Krishnamoorthi mentioned that the Belt and Road Initiative serves Beijing’s military ambitions, with China developing deep-water ports in developing countries that can serve as anchor points for the Chinese military if necessary. Additionally, construction under the Belt and Road Initiative often involves local official corruption. In Ecuador, for example, China has bribed almost all officials associated with Belt and Road construction, including then-Ecuadorian President Lenin Moreno. In Ecuador alone, the amount of bribes paid by China amounts to 80 million US dollars.

Brad Parks, director of AidData at the College of William & Mary in Virginia, testified during the hearing that the Belt and Road Initiative has also created three serious problems within China: “Firstly, repayment of loans. Beijing heavily lent money at the time, extending thousands of loans to 125 countries with a total value exceeding one trillion US dollars. Now, these borrowers are finding it difficult to repay. The second issue is the high risk of many of China’s foreign construction projects from environmental, social, and governance perspectives. When China first started engaging in international construction, it had only 17 high-risk projects worth $450 million. But today, China has nearly 1,700 high-risk projects worth $450 billion.”

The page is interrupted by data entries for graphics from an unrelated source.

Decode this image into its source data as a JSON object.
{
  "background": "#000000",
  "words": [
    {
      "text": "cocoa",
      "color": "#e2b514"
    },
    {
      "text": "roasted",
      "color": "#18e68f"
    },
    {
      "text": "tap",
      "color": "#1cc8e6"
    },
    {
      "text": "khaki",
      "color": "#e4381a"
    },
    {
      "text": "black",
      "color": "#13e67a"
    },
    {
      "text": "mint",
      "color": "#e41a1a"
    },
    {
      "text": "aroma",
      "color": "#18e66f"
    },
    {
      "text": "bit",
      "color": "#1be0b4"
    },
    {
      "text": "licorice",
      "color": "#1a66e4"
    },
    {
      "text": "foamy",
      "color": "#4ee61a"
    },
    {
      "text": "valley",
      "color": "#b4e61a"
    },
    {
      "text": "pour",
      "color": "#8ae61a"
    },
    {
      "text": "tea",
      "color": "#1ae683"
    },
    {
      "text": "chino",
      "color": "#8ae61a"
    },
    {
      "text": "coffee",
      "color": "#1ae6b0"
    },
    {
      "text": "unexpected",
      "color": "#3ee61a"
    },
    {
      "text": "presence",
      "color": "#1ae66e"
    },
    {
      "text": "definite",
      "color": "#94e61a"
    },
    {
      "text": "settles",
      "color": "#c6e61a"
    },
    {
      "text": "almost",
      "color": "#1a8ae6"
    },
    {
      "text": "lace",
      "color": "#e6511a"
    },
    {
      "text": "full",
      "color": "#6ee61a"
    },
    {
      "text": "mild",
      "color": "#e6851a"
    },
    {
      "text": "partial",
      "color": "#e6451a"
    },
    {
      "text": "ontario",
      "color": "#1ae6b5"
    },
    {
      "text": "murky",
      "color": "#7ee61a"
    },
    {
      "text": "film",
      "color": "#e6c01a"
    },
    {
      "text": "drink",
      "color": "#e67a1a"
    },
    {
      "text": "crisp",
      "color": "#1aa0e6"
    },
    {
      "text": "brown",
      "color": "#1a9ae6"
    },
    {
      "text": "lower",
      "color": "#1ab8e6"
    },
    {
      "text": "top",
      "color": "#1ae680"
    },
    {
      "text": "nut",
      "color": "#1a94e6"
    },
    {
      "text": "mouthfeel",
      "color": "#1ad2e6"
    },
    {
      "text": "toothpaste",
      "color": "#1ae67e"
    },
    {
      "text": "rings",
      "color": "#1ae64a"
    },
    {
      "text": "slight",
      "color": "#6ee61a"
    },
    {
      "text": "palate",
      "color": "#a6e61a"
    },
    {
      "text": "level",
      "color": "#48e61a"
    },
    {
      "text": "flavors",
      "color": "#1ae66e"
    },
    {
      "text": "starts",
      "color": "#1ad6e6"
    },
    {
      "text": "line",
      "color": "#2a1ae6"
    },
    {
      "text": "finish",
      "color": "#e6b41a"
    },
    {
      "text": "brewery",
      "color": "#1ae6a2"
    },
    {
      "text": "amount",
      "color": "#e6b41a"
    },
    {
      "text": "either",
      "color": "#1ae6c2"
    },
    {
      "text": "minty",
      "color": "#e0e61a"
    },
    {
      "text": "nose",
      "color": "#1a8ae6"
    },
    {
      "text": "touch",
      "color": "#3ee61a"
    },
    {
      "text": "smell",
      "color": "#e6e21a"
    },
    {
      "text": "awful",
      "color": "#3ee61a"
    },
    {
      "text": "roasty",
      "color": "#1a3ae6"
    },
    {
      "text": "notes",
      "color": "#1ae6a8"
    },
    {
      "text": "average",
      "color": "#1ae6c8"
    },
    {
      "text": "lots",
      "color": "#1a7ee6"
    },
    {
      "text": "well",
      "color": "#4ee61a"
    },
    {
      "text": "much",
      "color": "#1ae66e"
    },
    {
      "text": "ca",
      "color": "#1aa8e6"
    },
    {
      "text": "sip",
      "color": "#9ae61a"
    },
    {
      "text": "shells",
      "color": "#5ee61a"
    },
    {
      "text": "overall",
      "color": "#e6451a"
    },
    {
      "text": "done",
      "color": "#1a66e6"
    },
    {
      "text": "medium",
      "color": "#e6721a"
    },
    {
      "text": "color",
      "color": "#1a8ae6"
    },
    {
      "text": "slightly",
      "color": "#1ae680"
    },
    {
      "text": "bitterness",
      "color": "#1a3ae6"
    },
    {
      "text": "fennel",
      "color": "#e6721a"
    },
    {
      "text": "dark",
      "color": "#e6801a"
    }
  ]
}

Parks added, “The third problem is reputation risk because the Belt and Road has caused many troubles locally, China’s public support in developing countries has rapidly declined, with overall support dropping from 56% to 40%, and local media attitudes towards China have become unfriendly.”

However, Parks noted that the Beijing authorities are aware of the difficulties the Belt and Road Initiative has brought to China, and they are currently working on related “improvements,” attempting to launch “Belt and Road 2.0.”

Regarding China’s active expansion and the attitude of “improvement” in the Belt and Road Initiative, Daniel Runde, Senior Vice President of the Center for Strategic and International Studies (CSIS) in Washington, suggested during the hearing that the US should immediately plan to provide developing countries with construction plans that can rival those of China.

Runde said, “We cannot counter China’s investments without proposing alternative construction plans, so what is our construction plan? We face the difficult fact that China is the primary lender and constructor in developing countries. While our funding may not need to match that of China, the US needs to be a better investment and construction partner than China.”